Personal Injury

What Questions Will the Plaintiff Get Asked at a Dog Bite Deposition?

Reviewed by David Goguen, J.D., University of San Francisco School of Law

When you file a lawsuit because you were bitten by a bog, you may be required to go to a deposition. A deposition is a question-and-answer session that takes place out of court, usually at a lawyer's office.

When you go to a dog bite deposition, you'll be asked to recite an oath where you swear to tell the truth. After that, the defendant’s attorney (or in some instances, the attorney representing their insurance company) will ask you questions about facts related to the case. The questions and answers will be recorded by a court reporter (and possibly videotaped) and can be offered as evidence down the road, such as at trial, if your lawsuit gets to that stage.

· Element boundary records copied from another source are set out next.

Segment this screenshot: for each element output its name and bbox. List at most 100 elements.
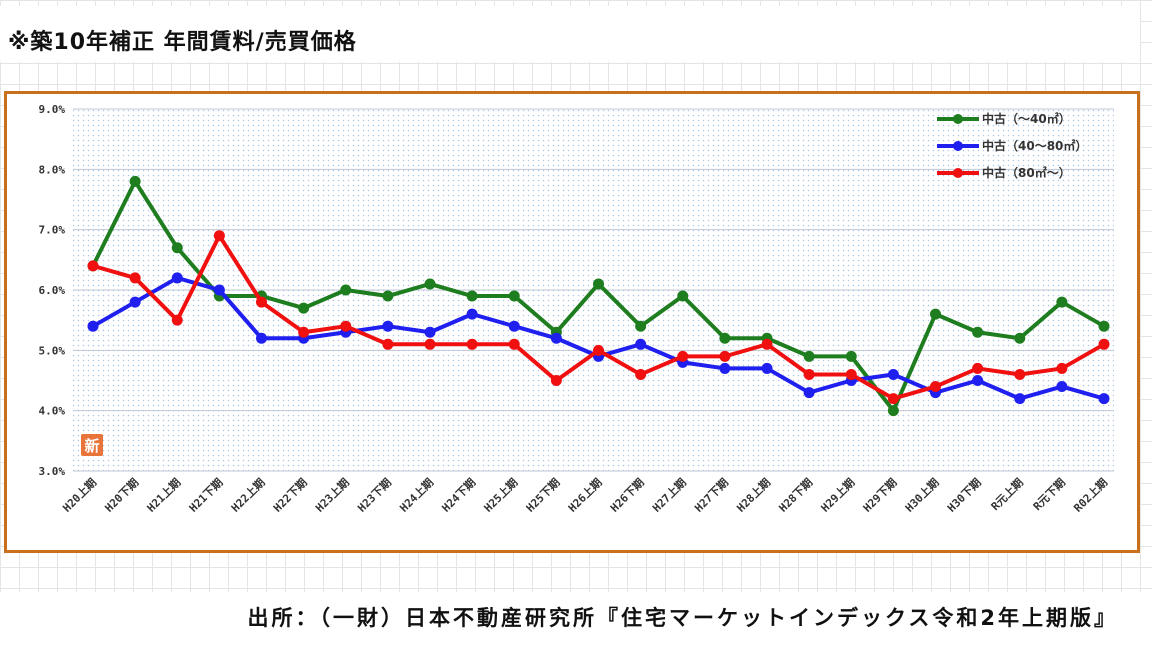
page-title: ※築10年補正 年間賃料/売買価格 [8, 30, 357, 55]
x-tick-label: H26下期 [607, 475, 647, 515]
x-tick-label: R元上期 [988, 475, 1026, 513]
x-tick-label: R02上期 [1071, 475, 1111, 515]
line-chart: 9.0%8.0%7.0%6.0%5.0%4.0%3.0% H20上期 H20下期 H… [39, 103, 1114, 515]
data-point[interactable] [129, 272, 141, 284]
data-point[interactable] [256, 332, 267, 344]
data-point[interactable] [171, 314, 183, 326]
x-tick-label: H21上期 [144, 475, 184, 515]
series-group [87, 175, 1110, 417]
y-tick-label: 6.0% [39, 284, 66, 297]
data-point[interactable] [466, 308, 478, 320]
legend-label: 中古（～40㎡） [982, 111, 1071, 126]
data-point[interactable] [340, 284, 352, 296]
data-point[interactable] [424, 326, 436, 338]
data-point[interactable] [466, 290, 478, 302]
chart-frame[interactable]: 9.0% 8.0% 7.0% 6.0% 5.0% 4.0% 3.0% H20上期 H20下期 H… [4, 91, 1140, 553]
data-point[interactable] [930, 381, 941, 393]
x-tick-label: H24下期 [439, 475, 479, 515]
data-point[interactable] [508, 290, 520, 302]
data-point[interactable] [635, 368, 647, 380]
data-point[interactable] [719, 362, 731, 374]
data-point[interactable] [213, 230, 225, 242]
data-point[interactable] [424, 278, 436, 290]
data-point[interactable] [593, 278, 604, 290]
data-point[interactable] [1056, 296, 1068, 308]
data-point[interactable] [761, 362, 773, 374]
y-tick-label: 9.0% [39, 103, 66, 116]
data-point[interactable] [972, 375, 984, 386]
data-point[interactable] [1098, 338, 1110, 350]
legend-swatch-marker [953, 141, 963, 151]
data-point[interactable] [719, 332, 731, 344]
series-group [87, 230, 1110, 405]
data-point[interactable] [635, 338, 647, 350]
x-tick-label: H29下期 [860, 475, 900, 515]
data-point[interactable] [171, 242, 183, 254]
data-point[interactable] [677, 290, 689, 302]
new-badge-label: 新 [84, 437, 99, 455]
data-point[interactable] [887, 368, 899, 380]
data-point[interactable] [340, 320, 352, 332]
data-point[interactable] [845, 368, 857, 380]
data-point[interactable] [1056, 362, 1068, 374]
x-tick-label: H26上期 [565, 475, 605, 515]
data-point[interactable] [424, 338, 436, 350]
data-point[interactable] [1098, 393, 1110, 405]
new-badge-icon [81, 434, 103, 456]
data-point[interactable] [635, 320, 647, 332]
data-point[interactable] [129, 175, 141, 187]
data-point[interactable] [1014, 368, 1026, 380]
data-point[interactable] [972, 362, 984, 374]
data-point[interactable] [930, 308, 941, 320]
data-point[interactable] [1014, 393, 1026, 405]
data-point[interactable] [382, 290, 394, 302]
data-point[interactable] [382, 338, 394, 350]
data-point[interactable] [382, 320, 394, 332]
data-point[interactable] [171, 272, 183, 284]
data-point[interactable] [508, 338, 520, 350]
data-point[interactable] [1056, 381, 1068, 393]
data-point[interactable] [87, 320, 99, 332]
x-tick-label: H21下期 [186, 475, 226, 515]
data-point[interactable] [803, 350, 815, 362]
y-tick-label: 3.0% [39, 465, 66, 478]
legend-label: 中古（40～80㎡） [982, 138, 1087, 153]
data-point[interactable] [1014, 332, 1026, 344]
data-point[interactable] [1098, 320, 1110, 332]
x-tick-label: H20上期 [60, 475, 100, 515]
data-point[interactable] [972, 326, 984, 338]
x-tick-label: H25下期 [523, 475, 563, 515]
legend-item: 中古（40～80㎡） [937, 138, 1087, 153]
data-point[interactable] [550, 375, 562, 386]
data-point[interactable] [466, 338, 478, 350]
legend-label: 中古（80㎡～） [982, 165, 1071, 180]
data-point[interactable] [887, 405, 899, 417]
data-point[interactable] [593, 344, 604, 356]
data-point[interactable] [719, 350, 731, 362]
data-point[interactable] [129, 296, 141, 308]
data-point[interactable] [550, 332, 562, 344]
data-point[interactable] [677, 350, 689, 362]
x-tick-label: H29上期 [818, 475, 858, 515]
x-tick-label: H24上期 [397, 475, 437, 515]
x-tick-label: H30上期 [902, 475, 942, 515]
data-point[interactable] [256, 296, 267, 308]
data-point[interactable] [803, 368, 815, 380]
data-point[interactable] [213, 284, 225, 296]
x-tick-label: H28下期 [776, 475, 816, 515]
y-tick-label: 4.0% [39, 405, 66, 418]
data-point[interactable] [761, 338, 773, 350]
data-point[interactable] [298, 326, 310, 338]
x-tick-label: H23下期 [354, 475, 394, 515]
data-point[interactable] [508, 320, 520, 332]
x-tick-label: H27下期 [691, 475, 731, 515]
data-point[interactable] [298, 302, 310, 314]
footer-band: 出所：（一財）日本不動産研究所『住宅マーケットインデックス令和2年上期版』 [0, 592, 1152, 647]
x-tick-label: H23上期 [312, 475, 352, 515]
title-band: ※築10年補正 年間賃料/売買価格 [0, 6, 1140, 62]
data-point[interactable] [845, 350, 857, 362]
data-point[interactable] [803, 387, 815, 399]
data-point[interactable] [887, 393, 899, 405]
x-tick-label: H22上期 [228, 475, 268, 515]
data-point[interactable] [87, 260, 99, 272]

Tips for Your Dog Bite Deposition

It is important that you answer all questions truthfully and to the best of your knowledge. If you have an experienced dog bite attorney, he or she will tell you more about what to expect during the deposition, but some general guidelines about answering questions at a deposition in a dog bite case include:

  • Always tell the truth; never lie or purposely omit facts.

  • Answer the question at hand, but don’t offer additional, extraneous information (don't ramble on).

  • If you don’t understand a question, you can ask for it to be repeated or rephrased.

  • It’s okay to say you don’t know the answer (and of course, don’t guess at the answer).

  • You can ask for a drink or bathroom break if you need one.

  • Try to refrain from offering speculation.

  • Take time to think about your answer before speaking.

  • Be polite and try to stay calm even if some of the questions are upsetting.

Fault and Dog Bite Lawsuits

Specific dog bite laws vary from state to state. Some states have "strict liability" dog bite statutes, which make a dog owner automatically liable if their dog bites someone (California and Florida are on this list). In other states, like Georgia and New York, some amount of fault or knowledge on the dog owner's part must be shown before the owner can be held liable. (Learn more about Strict Liability Dog Bite Laws and "One Bite" Liability Rules, from Nolo.com.)

No matter where you live, the defendant’s attorney will be attempting to identify any way in which you may have contributed to the dog bite incident and your resulting injuries -- for example, if you were trespassing on private property when the bite occurred, or if you provoked the dog before it bit you.

Depending on the laws of your state, the defendant's lawyer may also try to prove that the defendant could not have reasonably anticipated that their dog would bite someone.

Questions You May Be Asked About the Incident

Some questions you may be asked during your deposition include:

  • Do you own a dog now? Have you owned a dog in the past?

  • Have you seen or interacted with this dog prior to the date of the attack?

  • What, specifically, were you doing when the dog bite occurred?

  • Where did the attack take place?

  • Who else may have witnessed the attack?

  • If the dog’s owner was present, how did they respond to the attack?

  • Who else has knowledge of the facts of this case?

Questions You May Be Asked About Your Injuries

The defendant will also want to gather information about your injuries and subsequent treatment, and any lost wages due to these injuries, which will establish the amount of your losses (or "damages"). The defendant's lawyer may ask the following questions to get this information.

  • What injuries did you suffer?

  • Where and how soon did you seek treatment for your dog bite injuries?

  • Are you expected to fully recover from your injuries, or will there be lasting effects?

  • Have you missed work due to your injuries, and if so, how much?